La Misión Kepler detecta los exoplanetas por la disminución de la luz que provocan en la visión del telescopio espacial, lo que los astrónomos llaman tránsito y que no es más que un eclipse. Una ves determinados tres tránsitos, se confirma la existencia del exoplaneta y se lo incluye en el catálogo. Este tránsito permite determinar el tamaño y la órbita del exoplaneta, y estos datos permiten inferir como está compuesto y su atmósfera.

Kepler 37 b es un planeta que orbita en 13 días alrededor de Kepler 37 y por su denominación "b", se trata del primer planeta que fue descubierto, de tres que tiene hasta ahora este sistema.

Se calcula que como es tan pequeño, es rocoso y no tiene atmósfera y que por lo tanto no puede tener agua ni vida. Su temperatura superficial sería de unos 400 ° C, la que estaría determinada por la extrema cercanía a la estrella, sobre todo teniendo en cuenta que es una estrella similar al Sol y no una enana roja.

Los descubridores de Kepler 37 b

El descubrimiento fue difundido por la revista científica Nature.
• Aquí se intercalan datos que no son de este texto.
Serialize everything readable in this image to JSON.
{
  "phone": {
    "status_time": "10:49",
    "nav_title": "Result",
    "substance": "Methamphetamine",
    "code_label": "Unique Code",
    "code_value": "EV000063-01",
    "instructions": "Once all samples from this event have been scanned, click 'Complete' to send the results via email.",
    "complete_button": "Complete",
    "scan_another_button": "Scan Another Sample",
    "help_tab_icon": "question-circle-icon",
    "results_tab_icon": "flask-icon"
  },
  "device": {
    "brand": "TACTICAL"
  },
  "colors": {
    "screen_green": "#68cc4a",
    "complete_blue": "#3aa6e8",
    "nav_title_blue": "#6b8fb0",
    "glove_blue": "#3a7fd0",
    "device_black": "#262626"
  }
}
La investigación fue llevada a cabo por un equipo internacional de científicos encabezado por el Thomas Barclay, de la NASA y en el que trabajaron astrónomos del Centro de Astrobiología (CAB, ubicado en Madrid) y del Centro Astronómico Hispano Alemán.

El director del CAB, David Barrado, dijo sobre el descubrimiento: "Debido a su tamaño extremadamente pequeño, similar al de la Luna, y a su superficie altamente irradiada, Kepler-37b es, muy probablemente, un planeta rocoso sin atmósfera ni agua, similar a Mercurio .", y agregó: "Gracias a la gran precisión del telescopio espacial Kepler se han podido detectar planetas del tamaño de la Tierra e incluso bastante menores, descubriendo ahora por primera vez un planeta más pequeño que Mercurio."

El sistema planetario de Kepler 37

La estrella anfitriona tiene otros planetas descubiertos, todos probablemente rocosos y de tamaños comparables con la Tierra. El Kepler 37 c, el segundo descubierto del sistema, es de un tamaño menor a la Tierra, se calcula un 75 % de su tamaño y orbita alrededor de la estrella en 21 días.

El último encontrado, Kepler 37 d, ya es más grande. Tiene un tamaño de casi dos veces el de la Tierra y orbita alrededor de su estrella en 40 días.

Todos tienen órbitas cercanas a su estrella, lo que hace pensar en que no estén en su zona habitable, y por lo tanto sería difícil que el agua se mantenga en estado líquido y que puedan sostener atmósferas y vida.